SMC Niles tutoring supervisor has taught all over the world

NILES — Nicola Scott startled Southwestern Michigan College colleagues on a post-Easter Zoom call with President Dr. Joe Odenwald by wondering out loud what “Peeps” are. The Carole A. Tate Teaching and Learning Center assistant coordinator, who oversees Niles Campus tutoring services, joined SMC last August.

The marshmallow confection shaped into colorful chicks and bunnies may be popular in America, but the well-traveled Scott hails from England. She expects in December to complete her master’s degree in education from the University of Nottingham.

“SMC has given me a unique insight into the U.S. education system and how a community college can support a community,” said Scott, who worked for the British Council during six years in South Korea. Founded by the British government, it specializes in international cultural relations and educational opportunities, working closely with embassies around the world.

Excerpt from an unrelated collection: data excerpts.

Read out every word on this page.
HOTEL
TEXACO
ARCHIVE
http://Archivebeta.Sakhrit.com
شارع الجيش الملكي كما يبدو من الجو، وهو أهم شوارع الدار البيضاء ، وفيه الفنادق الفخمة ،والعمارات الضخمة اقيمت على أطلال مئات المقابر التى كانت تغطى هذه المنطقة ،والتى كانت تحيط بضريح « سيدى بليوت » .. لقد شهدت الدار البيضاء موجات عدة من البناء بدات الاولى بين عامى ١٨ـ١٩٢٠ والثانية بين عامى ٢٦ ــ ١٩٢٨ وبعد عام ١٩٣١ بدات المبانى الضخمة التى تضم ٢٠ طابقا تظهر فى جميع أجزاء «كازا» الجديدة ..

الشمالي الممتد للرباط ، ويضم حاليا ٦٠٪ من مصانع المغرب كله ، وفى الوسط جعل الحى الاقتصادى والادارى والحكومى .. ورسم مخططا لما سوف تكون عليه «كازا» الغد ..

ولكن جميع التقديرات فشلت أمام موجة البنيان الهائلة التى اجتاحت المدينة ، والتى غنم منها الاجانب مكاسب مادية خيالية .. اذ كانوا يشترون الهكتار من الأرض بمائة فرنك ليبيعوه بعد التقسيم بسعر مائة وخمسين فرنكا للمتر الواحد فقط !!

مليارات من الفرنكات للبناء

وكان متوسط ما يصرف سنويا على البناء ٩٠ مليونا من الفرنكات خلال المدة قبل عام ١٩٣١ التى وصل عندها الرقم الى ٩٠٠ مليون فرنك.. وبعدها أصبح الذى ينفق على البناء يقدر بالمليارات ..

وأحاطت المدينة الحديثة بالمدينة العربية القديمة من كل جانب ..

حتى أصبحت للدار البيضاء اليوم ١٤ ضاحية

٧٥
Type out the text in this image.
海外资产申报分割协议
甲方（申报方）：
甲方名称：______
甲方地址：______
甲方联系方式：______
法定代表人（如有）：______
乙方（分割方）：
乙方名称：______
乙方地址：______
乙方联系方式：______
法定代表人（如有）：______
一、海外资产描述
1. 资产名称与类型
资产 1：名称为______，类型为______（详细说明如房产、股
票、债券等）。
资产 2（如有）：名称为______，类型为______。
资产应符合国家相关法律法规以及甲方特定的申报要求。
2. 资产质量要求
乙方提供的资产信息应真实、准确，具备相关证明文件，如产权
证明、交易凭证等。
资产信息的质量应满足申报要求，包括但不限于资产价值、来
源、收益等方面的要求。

She worked as a young learner specialist in a school in Seoul’s wealthiest neighborhood, Gangnam, referenced in the 2012 hit “Gangnam Style,” the first YouTube video with a billion views.

“I had my fair share of Spam gift sets living in Korea,” Scott said. “Korea is its second-largest consumer and sees Spam as a luxury gift. Korean co-workers received wine sets and I got the more expensive and prestigious 24-pack Spam set.

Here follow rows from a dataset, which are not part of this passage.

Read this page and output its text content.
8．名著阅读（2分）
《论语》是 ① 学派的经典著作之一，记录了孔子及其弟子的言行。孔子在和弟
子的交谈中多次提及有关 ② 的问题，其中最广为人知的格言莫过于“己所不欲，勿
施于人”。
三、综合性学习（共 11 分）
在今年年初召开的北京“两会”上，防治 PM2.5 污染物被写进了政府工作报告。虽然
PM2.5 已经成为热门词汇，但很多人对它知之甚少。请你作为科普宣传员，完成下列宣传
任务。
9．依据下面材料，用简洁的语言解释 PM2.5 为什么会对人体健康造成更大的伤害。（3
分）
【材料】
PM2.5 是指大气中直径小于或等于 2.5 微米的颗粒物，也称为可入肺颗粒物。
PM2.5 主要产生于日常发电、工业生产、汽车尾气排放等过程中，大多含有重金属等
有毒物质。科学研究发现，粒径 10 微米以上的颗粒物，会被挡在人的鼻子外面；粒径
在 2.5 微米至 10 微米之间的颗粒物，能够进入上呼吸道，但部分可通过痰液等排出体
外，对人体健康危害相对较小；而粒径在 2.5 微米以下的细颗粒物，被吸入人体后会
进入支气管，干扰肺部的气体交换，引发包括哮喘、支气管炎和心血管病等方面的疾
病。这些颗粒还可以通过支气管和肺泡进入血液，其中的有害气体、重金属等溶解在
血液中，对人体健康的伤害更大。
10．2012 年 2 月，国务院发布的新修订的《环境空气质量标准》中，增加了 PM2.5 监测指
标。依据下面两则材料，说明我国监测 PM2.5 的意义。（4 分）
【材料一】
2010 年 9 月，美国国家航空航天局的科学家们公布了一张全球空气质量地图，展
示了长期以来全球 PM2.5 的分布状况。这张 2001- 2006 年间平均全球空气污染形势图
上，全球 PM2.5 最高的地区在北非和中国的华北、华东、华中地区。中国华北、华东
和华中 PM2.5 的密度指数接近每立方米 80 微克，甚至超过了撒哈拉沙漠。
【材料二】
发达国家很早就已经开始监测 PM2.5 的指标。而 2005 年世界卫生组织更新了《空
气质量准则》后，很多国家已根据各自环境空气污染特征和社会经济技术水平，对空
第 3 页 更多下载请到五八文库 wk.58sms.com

“We taught students aged 5-15,” she said. “I mostly worked with bilingual ‘returnees’ born in English-speaking countries. Classes served as a safe space when otherwise they were struggling to immerse back into Korean culture.”

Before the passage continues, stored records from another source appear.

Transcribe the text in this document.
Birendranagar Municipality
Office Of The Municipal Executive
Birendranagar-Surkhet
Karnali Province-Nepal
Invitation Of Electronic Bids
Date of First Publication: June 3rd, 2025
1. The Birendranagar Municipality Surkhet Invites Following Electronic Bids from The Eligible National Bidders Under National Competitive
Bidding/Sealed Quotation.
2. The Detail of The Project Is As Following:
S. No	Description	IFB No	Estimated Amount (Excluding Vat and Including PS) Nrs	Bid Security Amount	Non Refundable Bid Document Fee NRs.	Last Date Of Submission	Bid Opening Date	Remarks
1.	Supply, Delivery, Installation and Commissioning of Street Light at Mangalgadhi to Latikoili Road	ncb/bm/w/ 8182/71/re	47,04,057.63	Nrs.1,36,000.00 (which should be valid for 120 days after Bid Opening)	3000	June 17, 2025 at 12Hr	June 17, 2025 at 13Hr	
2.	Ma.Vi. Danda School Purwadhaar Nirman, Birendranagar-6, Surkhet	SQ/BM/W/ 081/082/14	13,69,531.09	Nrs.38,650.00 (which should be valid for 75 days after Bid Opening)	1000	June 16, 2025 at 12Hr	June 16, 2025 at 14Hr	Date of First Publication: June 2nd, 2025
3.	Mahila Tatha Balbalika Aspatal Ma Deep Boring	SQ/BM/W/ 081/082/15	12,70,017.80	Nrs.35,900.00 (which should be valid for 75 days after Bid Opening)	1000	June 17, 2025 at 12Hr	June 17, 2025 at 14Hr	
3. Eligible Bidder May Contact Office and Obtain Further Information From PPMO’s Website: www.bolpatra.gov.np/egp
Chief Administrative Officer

She met her husband, Jesse Ewert, in 2012. They both taught in Bundang, a satellite city outside Seoul. They left in 2014 to travel for six months, spending just over a month in India.

“That was a real culture shock, but very eye-opening,” she recalled.

They then moved on to Nepal, spending time in a place an earthquake later devastated.

“It was a beautiful country,” Scott said, “although I realized I was deathly afraid of monkeys halfway up the Monkey Temple in Kathmandu. We hiked only a part of the Annapurna range in the Himalayas but it remained one of my favorite parts of that trip.”

The couple intended to tour New Zealand for a year but I was offered a position on the South Island.

She facilitated educational trips and events for international students, then taught ESOL (English to Speakers of Other Languages) to migrants, refugees and international students in the English department.

“I also was course coordinator for New Zealand studies which still makes me laugh as I am from England,” she said.

Her husband landed his dream “gap year” job in a ski shop. The Minnesotan, an avid snowboarder, spent winter months on nearby slopes, but Nicola didn’t grow up skiing.

“In England, skiing is classified as an elitist sport as the closest real slopes are in Europe,” Scott said. “We returned to Korea in 2017 for me to continue teaching at the British Council.”

After spending last March-June in Minnesota, they made an extended road trip to New Orleans to celebrate receiving her green card, settling in Niles last summer for his career change from teaching to consulting for small start-ups.

Scott as an undergraduate majored in business and information technology. Though she began teaching English to travel, she found a passion for teaching and went on to study for her teaching qualifications. Now, she has taught in Korea, New Zealand, England and Italy.

“Teaching in South Korea enabled me to save and still travel. A quick flight over to Vietnam, Laos, China, Thailand, Hong Kong and Japan were all within reach,” she said. “When I started working for the British Council, I had ample vacation time as it was under a British contract and had civil servant and ambassador privileges. I could travel for four weeks in the summer or up to five weeks in the winter – with weekend trips here and there. I do miss weekend trips during this lockdown, but I respect the experts and why we are doing this. The world may be altered, but it will still be there after all of this.”

SMC’s spring semester ushered in this “new normal” as faculty, support staff and students transitioned to online learning.

“Students have been so versatile and adaptable,” Scott said. “We were positioned to support students immediately since we already offered online consultations. Zoom allows us to work with students similarly to an in-person appointment.

“We also use GoBoard, a platform that combines video consultations with an interactive canvas which is especially useful for math and science. Since classes went entirely online March 13, we have had an impressive 643 tutoring appointments. We have also been able to support faculty by offering online mini-workshops to classes to see how they are progressing with specific assignments.

“As the semester ends, we are still supporting and are available for students every day. We are working on videos and presentations to help students and faculty during summer semester, which starts June 1. Many colleges charge for their tutoring centers, and I have tutored privately in the past. Private tutors can charge in excess of $70 an hour, but SMC’s free services are available to all of our students.”